Aż strach mówić, wyzywali mnie od muzułmańskich k... Mówią, że im jest głupio, że ja jako Polka zadaję się z obcokrajowcami.
Te nieprzyjemne komentarze słyszysz od młodych czy starszych osób?
Większość od studentów, przede wszystkim od mężczyzn.
A myślisz, co jest przyczyną tych negatywnych komentarzy?
Długo się nad tym zastanawiałam. Przyznam, nie rozumiem tego. Nie ma od nas i od nich żadnej negatywnej fali, ci moi znajomi starają się raczej do wszystkich uśmiechać. Ta złość, te komentarze biorą się pewnie ze stereotypów. Teraz sporo ludzi w Polsce myśli muzułmanin, to na pewno terrorysta. A ja kompletnie nie wiem czym to jest spowodowane. Wydawałoby się, że studenci Polacy powinni być bardziej otwarci na świat. Powinni więcej rozumieć co i dlaczego dzieje się dookoła. Poza tym sporo studentów wyjeżdża na wymiany za granicę, jeżdżą na wakacje do innych krajów. Czasami myślę, że oni się po prostu boją. Nawet czasami pytam podczas takich zaczepek w klubach, dlaczego Polacy tak reagują.
I co słyszysz?
Mówią, że ci moi znajomi, z innych krajów są ciemniejsi. Więc ja na to, że jak ty pójdziesz do solarium to też będziesz ciemniejszy. W czym więc problem?
Ta informacja o pobiciu włoskiego studenta przed klubem pewnie rozeszła się wśród obcokrajowców w Szczecinie. Rozmawiacie na ten temat?

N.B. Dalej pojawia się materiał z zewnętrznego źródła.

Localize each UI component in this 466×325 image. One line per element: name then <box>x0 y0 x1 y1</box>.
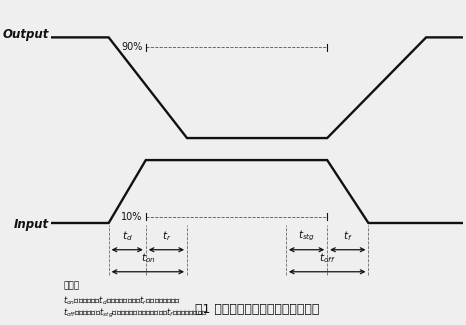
Text: Input: Input <box>14 218 49 231</box>
Text: $t_r$: $t_r$ <box>162 229 171 243</box>
Text: $t_{stg}$: $t_{stg}$ <box>298 228 315 243</box>
Text: $t_{off}$为关闭时间，$t_{stg}$为关闭延时（或贮存）时间，$t_f$为关闭下降时间。: $t_{off}$为关闭时间，$t_{stg}$为关闭延时（或贮存）时间，$t_… <box>63 307 208 320</box>
Text: 图1 品体管导通和关闭时间测试波形: 图1 品体管导通和关闭时间测试波形 <box>195 303 319 316</box>
Text: $t_{on}$为导通时间，$t_d$为导通延时时间，$t_r$为导通上升时间；: $t_{on}$为导通时间，$t_d$为导通延时时间，$t_r$为导通上升时间； <box>63 294 182 307</box>
Text: $t_{on}$: $t_{on}$ <box>141 251 155 265</box>
Text: 10%: 10% <box>121 212 143 222</box>
Text: $t_{off}$: $t_{off}$ <box>319 251 336 265</box>
Text: 90%: 90% <box>121 43 143 52</box>
Text: 说明：: 说明： <box>63 281 79 290</box>
Text: Output: Output <box>2 28 49 41</box>
Text: $t_f$: $t_f$ <box>343 229 353 243</box>
Text: $t_d$: $t_d$ <box>122 229 133 243</box>
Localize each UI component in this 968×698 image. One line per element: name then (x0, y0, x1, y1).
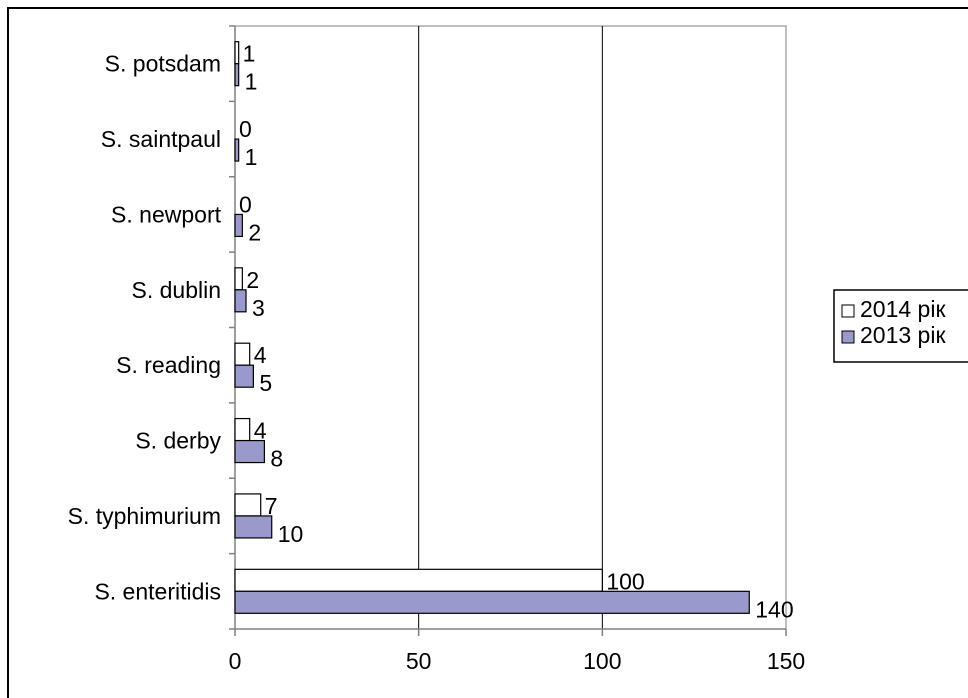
bar-2014 (234, 342, 251, 366)
data-label-2013: 2 (248, 219, 261, 245)
bar-2014 (234, 267, 243, 291)
bar-2013 (234, 439, 265, 464)
gridlines (418, 26, 603, 629)
bars (234, 41, 750, 614)
category-label: S. potsdam (105, 51, 221, 77)
category-label: S. enteritidis (94, 578, 221, 604)
data-label-2013: 1 (245, 144, 258, 170)
legend-swatch (841, 304, 855, 318)
bar-2013 (234, 138, 240, 162)
bar-2014 (234, 41, 240, 65)
category-label: S. dublin (131, 277, 221, 303)
bar-2013 (234, 364, 254, 388)
data-label-2014: 100 (606, 568, 644, 594)
bar-2014 (234, 493, 262, 517)
bar-2013 (234, 515, 273, 539)
bar-2013 (234, 289, 247, 313)
data-label-2013: 3 (252, 295, 265, 321)
bar-2014 (234, 568, 603, 592)
x-tick-label: 0 (229, 648, 242, 674)
data-label-2014: 7 (265, 493, 278, 519)
data-label-2013: 1 (245, 69, 258, 95)
category-label: S. saintpaul (101, 126, 221, 152)
data-label-2013: 140 (755, 596, 793, 622)
data-label-2013: 8 (270, 446, 283, 472)
x-tick-label: 50 (406, 648, 432, 674)
plot-area (234, 25, 787, 630)
data-label-2014: 0 (239, 116, 252, 142)
legend-label: 2013 рік (860, 322, 946, 348)
category-label: S. newport (111, 201, 222, 227)
data-label-2014: 4 (254, 342, 267, 368)
data-label-2014: 1 (243, 41, 256, 67)
bar-2014 (234, 417, 251, 442)
data-label-2014: 2 (246, 267, 259, 293)
bar-2013 (234, 213, 243, 238)
data-label-2013: 10 (278, 521, 304, 547)
category-label: S. typhimurium (68, 503, 221, 529)
category-label: S. derby (135, 428, 221, 454)
x-tick-label: 100 (583, 648, 621, 674)
data-label-2014: 0 (239, 191, 252, 217)
bar-2013 (234, 590, 750, 614)
x-tick-label: 150 (767, 648, 805, 674)
legend-box (833, 289, 968, 363)
data-label-2013: 5 (259, 370, 272, 396)
data-label-2014: 4 (254, 418, 267, 444)
legend-swatch (841, 330, 855, 344)
category-label: S. reading (116, 352, 221, 378)
bar-2013 (234, 63, 240, 87)
legend-label: 2014 рік (860, 296, 946, 322)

Naturalnie. Okazało się, że większość studentów z innych krajów, którzy kształcą się w Szczecinie miała podobne zdarzenia. Sporo spotkało się z dyskryminacją. Sama byłam świadkiem, jak w klubie obcokrajowiec niechcący potrącił w tańcu Polaka. Od razu przeprosił, tymczasem Polak od razu, zupełnie bez przyczyny go popchnął. Ten mój kolega powiedział, sorry, ale ja nie chcę się bić. Polak znowu go popchnął. W tym momencie wkroczyła ochrona. I co? Wyprowadziła obcokrajowca, nie Polaka. Zdenerwowałam się, podeszłam do ochroniarza i zwróciłam uwagę. Powiedziałam, co ty robisz, przecież to nie obcokrajowiec zaczął, a ten Polak.
I co na to ochrona w klubie?
Powiedzieli: a co, będę swojego wyprowadzał.
W którym klubie to się zdarzyło?
To nie był jedyny przypadek. W różnych klubach w Szczecinie podobne zdarzenia miały miejsce. To zdarza się nagminnie. Zawsze wyprowadzani z klubów są obcokrajowcy. A oni są szczególnie spokojni. Wolą nie zadzierać, wolą się wycofać. Nie chcą mieć nieprzyjemności. A niestety, to właśnie obcokrajowcy często są w klubach prowokowani.
A ty?
Ja też. Stale słyszę komentarze, że ci zagraniczni studenci przyjechali do Polski, aby Polki zabrać. Że przyjechali tylko po to, aby zabawić się z naszymi dziewczynami, wyszaleć się i tyle. A przecież oni tu studiują, tu się uczą. Polacy też wyjeżdżają do różnych szkół za granicę. I chcą być tam akceptowani. Na szczęście są też studenci w Polsce, z którymi bardzo fajnie można spędzić czas i którzy nie akceptują takich zachowań.